Incurante di una serie di doveri privati e pubblici, la ‘povna ieri si è data con determinazione alla macchia e – dopo aver esaurito le cinque ore di scuola che il giovedì sono di sua competenza – ha salutato tutti, lanciato un’occhiata significativa a Mafalda (che le ha sorriso di rimando, complice) e ha deciso di dedicarsi ostinatamente ai cazzi propri. Che, nella fattispecie, erano delle ore di lavoro al pomeriggio, con Calvin e Corto, con i quali si è trovata per ragionare, un poco e seriamente, sulla tesina per l’esame di stato. Barricati nella sala computer, schierati davanti ai tre monitor, la ‘povna e i suoi alunni prediletti si sono dedicati all’argomento con puntiglio. Ciascuno di loro seguiva, a suo modo, la sua traccia. La ‘povna nel mezzo si dedicava a portare a termine una serie di varie ed eventuali burocratiche. Ma, soprattutto, dialogava ora con l’uno e ora con l’altro. Rispondeva a domande, offriva conforto per dubbi e chiarimenti, discuteva di navi, sigilli, scarpine ed altre amenità del genere (e, certo, a volte anche di letteratura).
Sono passati così Ian McEwan, Robert Darnton, il Calvino della Città invisibili (ché, se non si fosse capito, Corto Maltese è infognato – a tal punto che ci è pure andato a studiare sul campo – in un lavoro su Berlino). Nel frattempo Calvin – che, tutto preso a fare il can pastore della classe, ha cominciato a occuparsi di se stesso con prevedibile ritardo – rifletteva sulla sua scommessa audace e intelligente: unire il suo talento progettuale alla sua capacità di costruire disegni di parole in una proposta follemente romantica, portando alla maturità il disegno di una vera casa-barca, sul modello di quella in cui vive, a Yarmouth, la famiglia Peggoty, in David Copperfield di Dickens.
E la ‘povna – che trova che in questa idea ci sia tutto lui, i suoi occhi, le spalle sottili, il suo sguardo precoce, e sognatore – è talmente commossa che decide di recargli, inconsapevole, un omaggio.
E, dunque, parla di questo romanzo al Venerdì del libro.
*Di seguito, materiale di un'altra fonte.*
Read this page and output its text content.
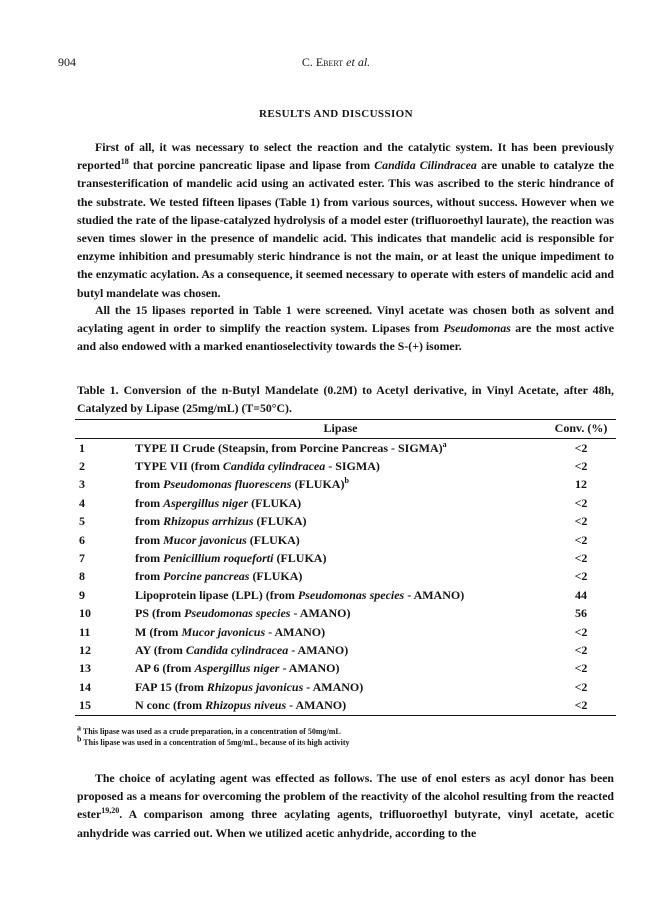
904	C. Ebert et al.
RESULTS AND DISCUSSION

First of all, it was necessary to select the reaction and the catalytic system. It has been previously reported$^{18}$ that porcine pancreatic lipase and lipase from Candida Cilindracea are unable to catalyze the transesterification of mandelic acid using an activated ester. This was ascribed to the steric hindrance of the substrate. We tested fifteen lipases (Table 1) from various sources, without success. However when we studied the rate of the lipase-catalyzed hydrolysis of a model ester (trifluoroethyl laurate), the reaction was seven times slower in the presence of mandelic acid. This indicates that mandelic acid is responsible for enzyme inhibition and presumably steric hindrance is not the main, or at least the unique impediment to the enzymatic acylation. As a consequence, it seemed necessary to operate with esters of mandelic acid and butyl mandelate was chosen.

All the 15 lipases reported in Table 1 were screened. Vinyl acetate was chosen both as solvent and acylating agent in order to simplify the reaction system. Lipases from Pseudomonas are the most active and also endowed with a marked enantioselectivity towards the S-(+) isomer.

Table 1. Conversion of the n-Butyl Mandelate (0.2M) to Acetyl derivative, in Vinyl Acetate, after 48h, Catalyzed by Lipase (25mg/mL) (T=50°C).
	Lipase	Conv. (%)
1	TYPE II Crude (Steapsin, from Porcine Pancreas - SIGMA)$^a$	<2
2	TYPE VII (from Candida cylindracea - SIGMA)	<2
3	from Pseudomonas fluorescens (FLUKA)$^b$	12
4	from Aspergillus niger (FLUKA)	<2
5	from Rhizopus arrhizus (FLUKA)	<2
6	from Mucor javonicus (FLUKA)	<2
7	from Penicillium roqueforti (FLUKA)	<2
8	from Porcine pancreas (FLUKA)	<2
9	Lipoprotein lipase (LPL) (from Pseudomonas species - AMANO)	44
10	PS (from Pseudomonas species - AMANO)	56
11	M (from Mucor javonicus - AMANO)	<2
12	AY (from Candida cylindracea - AMANO)	<2
13	AP 6 (from Aspergillus niger - AMANO)	<2
14	FAP 15 (from Rhizopus javonicus - AMANO)	<2
15	N conc (from Rhizopus niveus - AMANO)	<2
$^a$ This lipase was used as a crude preparation, in a concentration of 50mg/mL
$^b$ This lipase was used in a concentration of 5mg/mL, because of its high activity

The choice of acylating agent was effected as follows. The use of enol esters as acyl donor has been proposed as a means for overcoming the problem of the reactivity of the alcohol resulting from the reacted ester$^{19,20}$. A comparison among three acylating agents, trifluoroethyl butyrate, vinyl acetate, acetic anhydride was carried out. When we utilized acetic anhydride, according to the
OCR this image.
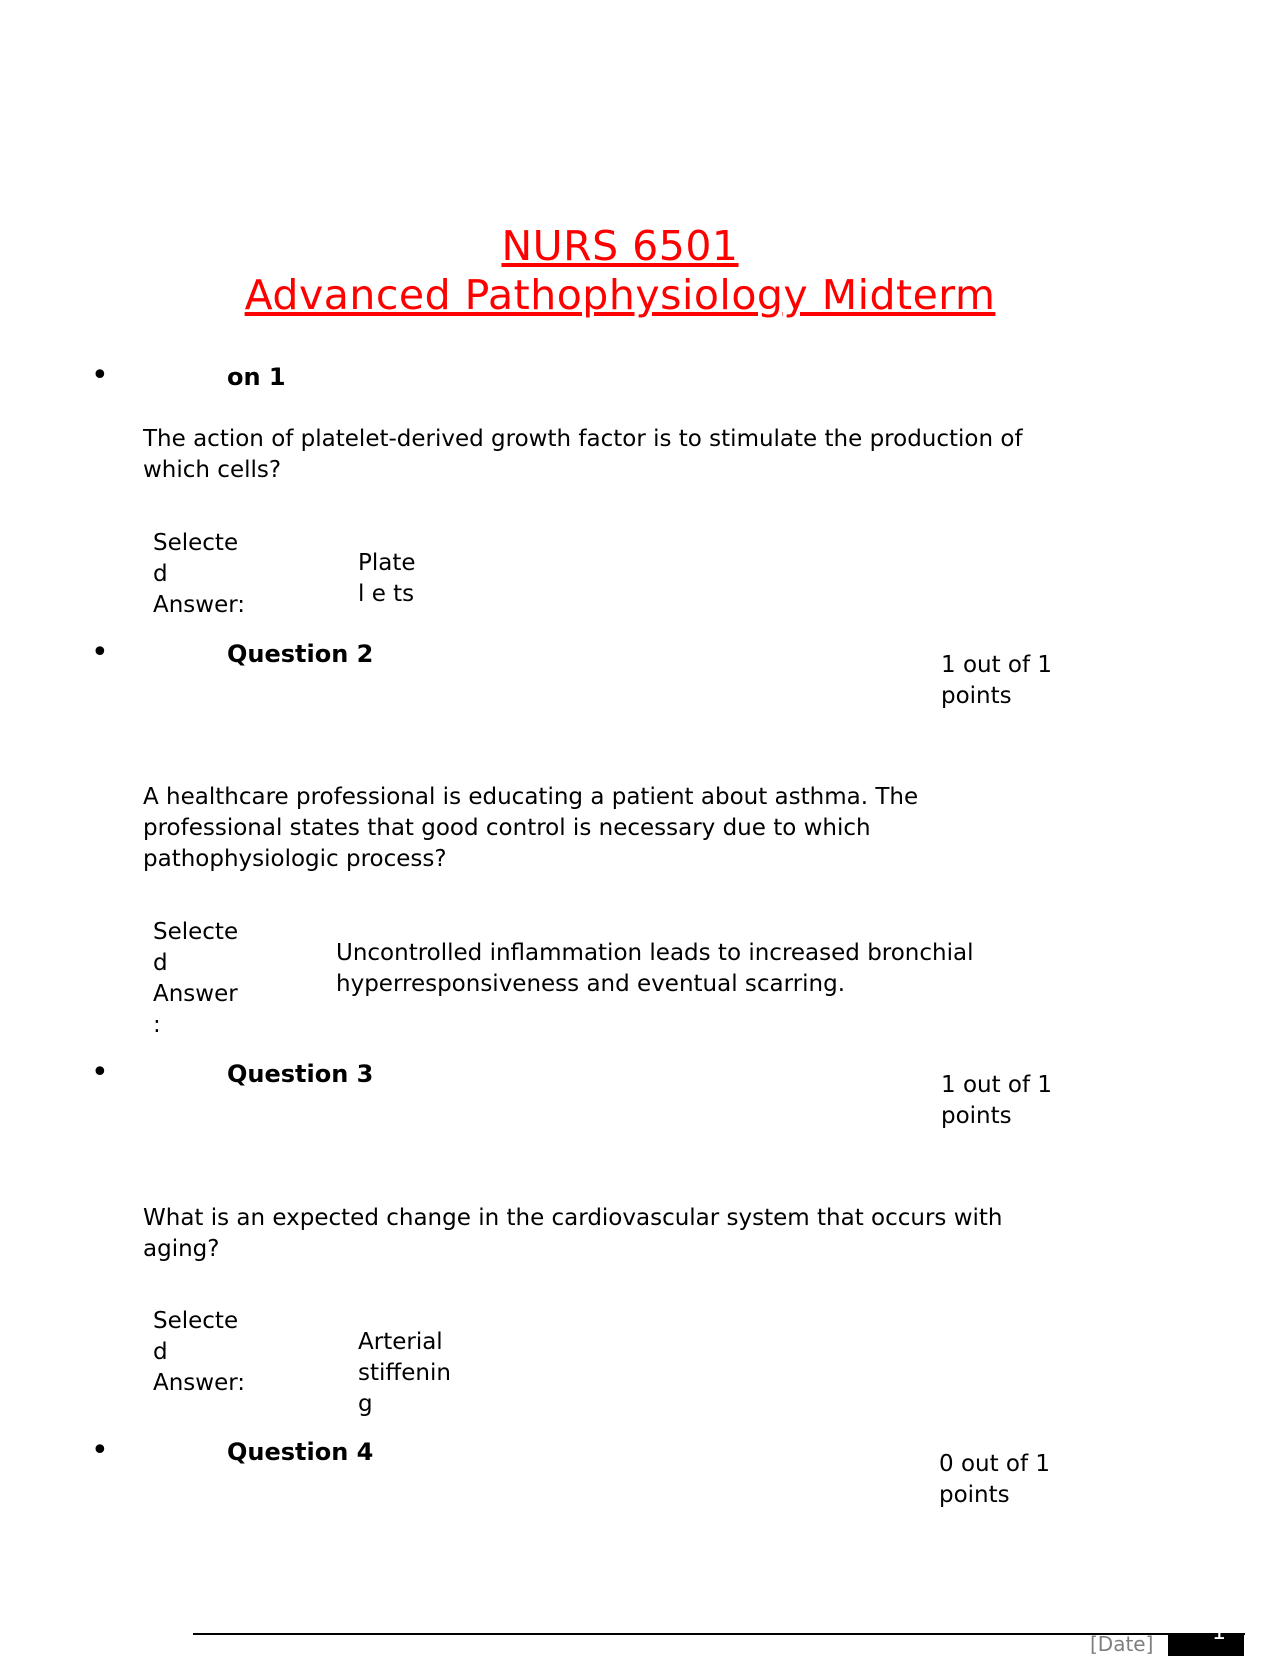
NURS 6501
Advanced Pathophysiology Midterm
•	on 1
The action of platelet-derived growth factor is to stimulate the production of
which cells?
Selecte
d
Answer:
Plate
l e ts
•	Question 2	1 out of 1
points
A healthcare professional is educating a patient about asthma. The
professional states that good control is necessary due to which
pathophysiologic process?
Selecte
d
Answer
:
Uncontrolled inflammation leads to increased bronchial
hyperresponsiveness and eventual scarring.
•	Question 3	1 out of 1
points
What is an expected change in the cardiovascular system that occurs with
aging?
Selecte
d
Answer:
Arterial
stiffenin
g
•	Question 4	0 out of 1
points
[Date]	1
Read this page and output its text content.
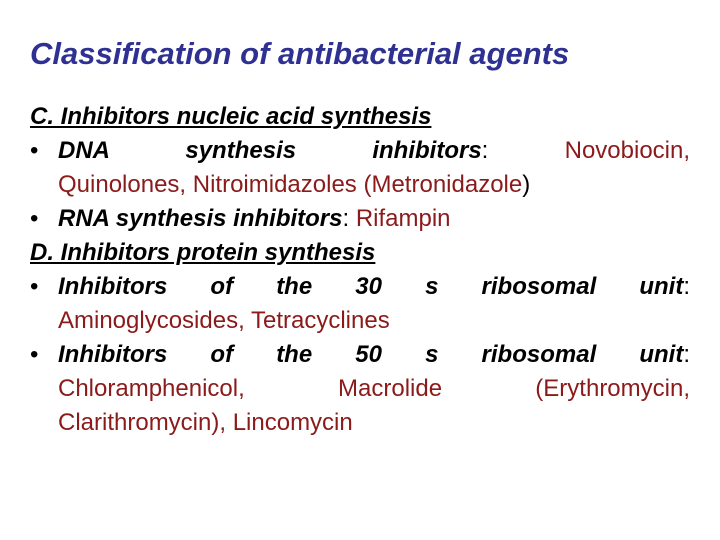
Classification of antibacterial agents
C. Inhibitors nucleic acid synthesis
• DNA synthesis inhibitors:	Novobiocin,
Quinolones, Nitroimidazoles (Metronidazole)
• RNA synthesis inhibitors: Rifampin
D. Inhibitors protein synthesis
• Inhibitors of the 30 s ribosomal unit:
Aminoglycosides, Tetracyclines
• Inhibitors of the 50 s ribosomal unit:
Chloramphenicol, Macrolide (Erythromycin,
Clarithromycin), Lincomycin
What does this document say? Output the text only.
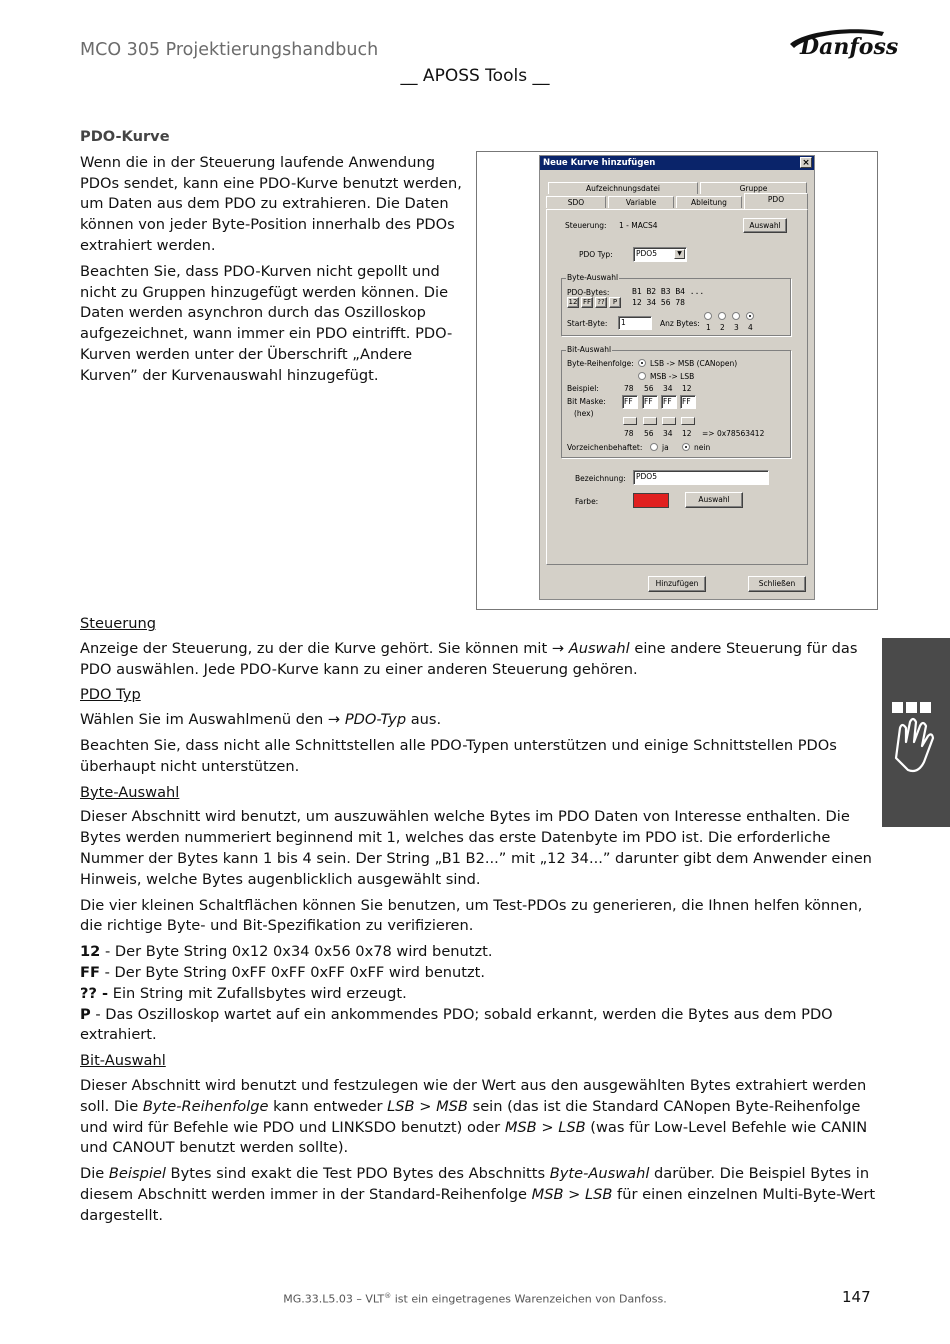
MCO 305 Projektierungshandbuch
__ APOSS Tools __
Danfoss
PDO-Kurve
Wenn die in der Steuerung laufende Anwendung PDOs sendet, kann eine PDO-Kurve benutzt werden, um Daten aus dem PDO zu extrahieren. Die Daten können von jeder Byte-Position innerhalb des PDOs extrahiert werden.
Beachten Sie, dass PDO-Kurven nicht gepollt und nicht zu Gruppen hinzugefügt werden können. Die Daten werden asynchron durch das Oszilloskop aufgezeichnet, wann immer ein PDO eintrifft. PDO-Kurven werden unter der Überschrift „Andere Kurven” der Kurvenauswahl hinzugefügt.
Neue Kurve hinzufügen	×
Aufzeichnungsdatei	Gruppe
SDO	Variable	Ableitung	PDO
Steuerung: 1 - MACS4	Auswahl
PDO Typ:	PDO5	▼
Byte-Auswahl
PDO-Bytes:	B1 B2 B3 B4 ...
12 34 56 78
12 FF ??	P
Start-Byte:	1	Anz Bytes: 1 2 3 4
Bit-Auswahl
Byte-Reihenfolge: LSB -> MSB (CANopen)
MSB -> LSB
Beispiel:	78 56 34 12
Bit Maske:
(hex)
FF	FF	FF	FF
78 56 34 12 => 0x78563412
Vorzeichenbehaftet:	ja	nein
Bezeichnung:	PDO5
Farbe:	Auswahl
Hinzufügen	Schließen
Steuerung
Anzeige der Steuerung, zu der die Kurve gehört. Sie können mit → Auswahl eine andere Steuerung für das PDO auswählen. Jede PDO-Kurve kann zu einer anderen Steuerung gehören.
PDO Typ
Wählen Sie im Auswahlmenü den → PDO-Typ aus.
Beachten Sie, dass nicht alle Schnittstellen alle PDO-Typen unterstützen und einige Schnittstellen PDOs überhaupt nicht unterstützen.
Byte-Auswahl
Dieser Abschnitt wird benutzt, um auszuwählen welche Bytes im PDO Daten von Interesse enthalten. Die Bytes werden nummeriert beginnend mit 1, welches das erste Datenbyte im PDO ist. Die erforderliche Nummer der Bytes kann 1 bis 4 sein. Der String „B1 B2...” mit „12 34...” darunter gibt dem Anwender einen Hinweis, welche Bytes augenblicklich ausgewählt sind.
Die vier kleinen Schaltflächen können Sie benutzen, um Test-PDOs zu generieren, die Ihnen helfen können, die richtige Byte- und Bit-Spezifikation zu verifizieren.
12 - Der Byte String 0x12 0x34 0x56 0x78 wird benutzt.
FF - Der Byte String 0xFF 0xFF 0xFF 0xFF wird benutzt.
?? - Ein String mit Zufallsbytes wird erzeugt.
P - Das Oszilloskop wartet auf ein ankommendes PDO; sobald erkannt, werden die Bytes aus dem PDO extrahiert.
Bit-Auswahl
Dieser Abschnitt wird benutzt und festzulegen wie der Wert aus den ausgewählten Bytes extrahiert werden soll. Die Byte-Reihenfolge kann entweder LSB > MSB sein (das ist die Standard CANopen Byte-Reihenfolge und wird für Befehle wie PDO und LINKSDO benutzt) oder MSB > LSB (was für Low-Level Befehle wie CANIN und CANOUT benutzt werden sollte).
Die Beispiel Bytes sind exakt die Test PDO Bytes des Abschnitts Byte-Auswahl darüber. Die Beispiel Bytes in diesem Abschnitt werden immer in der Standard-Reihenfolge MSB > LSB für einen einzelnen Multi-Byte-Wert dargestellt.
MG.33.L5.03 – VLT® ist ein eingetragenes Warenzeichen von Danfoss.	147
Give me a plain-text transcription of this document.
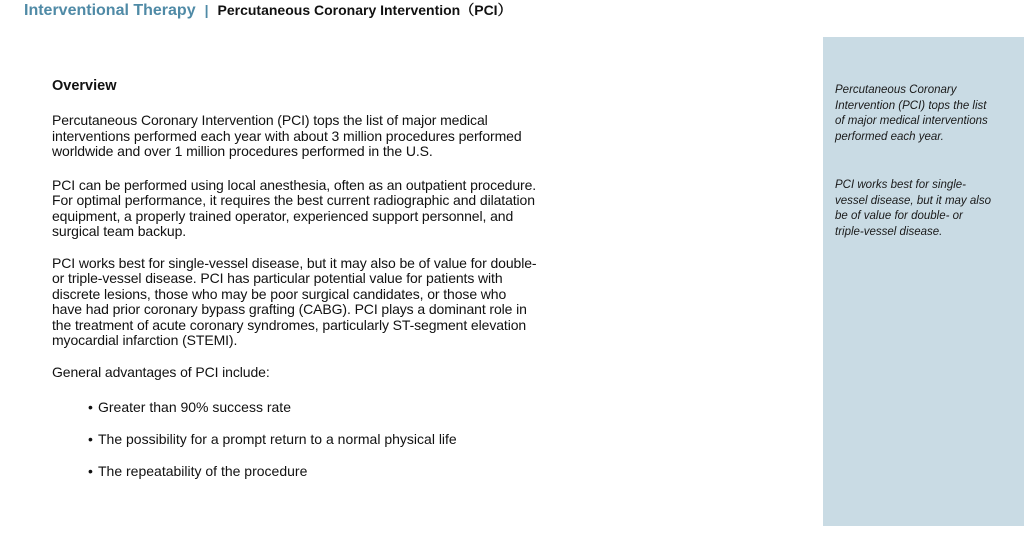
Interventional Therapy | Percutaneous Coronary Intervention（PCI）
Overview

Percutaneous Coronary Intervention (PCI) tops the list of major medical interventions performed each year with about 3 million procedures performed worldwide and over 1 million procedures performed in the U.S.

PCI can be performed using local anesthesia, often as an outpatient procedure. For optimal performance, it requires the best current radiographic and dilatation equipment, a properly trained operator, experienced support personnel, and surgical team backup.

PCI works best for single-vessel disease, but it may also be of value for double- or triple-vessel disease. PCI has particular potential value for patients with discrete lesions, those who may be poor surgical candidates, or those who have had prior coronary bypass grafting (CABG). PCI plays a dominant role in the treatment of acute coronary syndromes, particularly ST-segment elevation myocardial infarction (STEMI).

General advantages of PCI include:

• Greater than 90% success rate
• The possibility for a prompt return to a normal physical life
• The repeatability of the procedure
Percutaneous Coronary Intervention (PCI) tops the list of major medical interventions performed each year.
PCI works best for single-vessel disease, but it may also be of value for double- or triple-vessel disease.
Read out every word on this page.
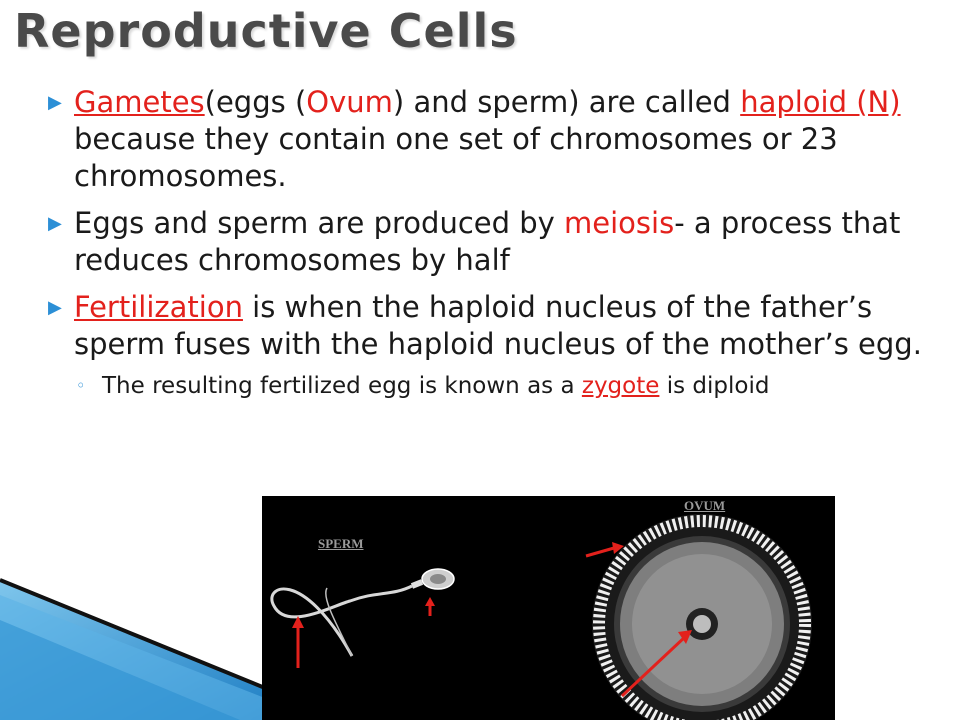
Reproductive Cells
▶ Gametes(eggs (Ovum) and sperm) are called haploid (N) because they contain one set of chromosomes or 23 chromosomes.
▶ Eggs and sperm are produced by meiosis- a process that reduces chromosomes by half
▶ Fertilization is when the haploid nucleus of the father’s sperm fuses with the haploid nucleus of the mother’s egg.
◦ The resulting fertilized egg is known as a zygote is diploid
SPERM
OVUM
Ottava fatica di Dickens, David Copperfield viene pubblicato a puntate (come sempre) tra il 1849 e il 1850. Ed è la storia del suo giovane e omonimo protagonista (costruito, come è noto, con più di un tratto autobiografico) dalla nascita (“Vengo al mondo” – recita il I capitolo) fino alla piena assunzione di una consapevole (e adulta) maturità. La vicenda, costruita secondo le più classiche pieghe della Bildung, segue le avventure di David passo passo: dalle prime immagini felici di una infanzia inconsapevole finita troppo presto, ai dolori di un giovane orfano, fino alla ‘seconda nascita’ (che fa seguito all’adozione da parte della zia Betsey Trotwood) e alla progressiva ascesa di riscatto: prima studente modello, poi lavoratore, uomo di lettere, marito, amico fedele e sincero. Nel mezzo, la consueta galleria di ritratti tipica di Dickens: nomi parlanti, gesti che valgono un personaggio – un coro che accompagna il lettore fitto fitto, avviluppandolo, con la forza di peripezie e suspence, pagina dopo pagina, nei meandri avvolgenti della trama.
Perché – al di là della satira sociale (che presenta, qui e altrove, le conseguenze della rivoluzione industriale con incisivo realismo), della comicità di comprimari e situazioni descritte con l’abilità di un bozzettista, così come dei personaggi a tutto tondo che occupano il proscenio – l’abilità di Dickens è anche e soprattutto questa: tenere incollato il lettore alla vicenda, ancora e ancora, senza sosta – con in testa solo la voglia disperata di leggere – meravigliosamente ipnotizzato, di sua piena e buona voglia, dalla magia potente della parola “raccontare”.
La ‘povna – che lo conosce bene (così come quell’altro) – non si stupisce che un libro del genere possa avere catturato, prepotente, l’attento animo di Calvin. E, sì, certo, la canzone degli addii (loro lo sanno) si fa prossima. E arriverà il tempo di tessere, nostalgica, la tela dei ricordi.
Ma intanto, consapevoli, si godono tutti e tre il momento. Sospeso in un pomeriggio di luce spessa e cielo blu, tra scuola e mondo. A parlare una lingua segreta e privatissima che, con questi suoni, resta soltanto loro.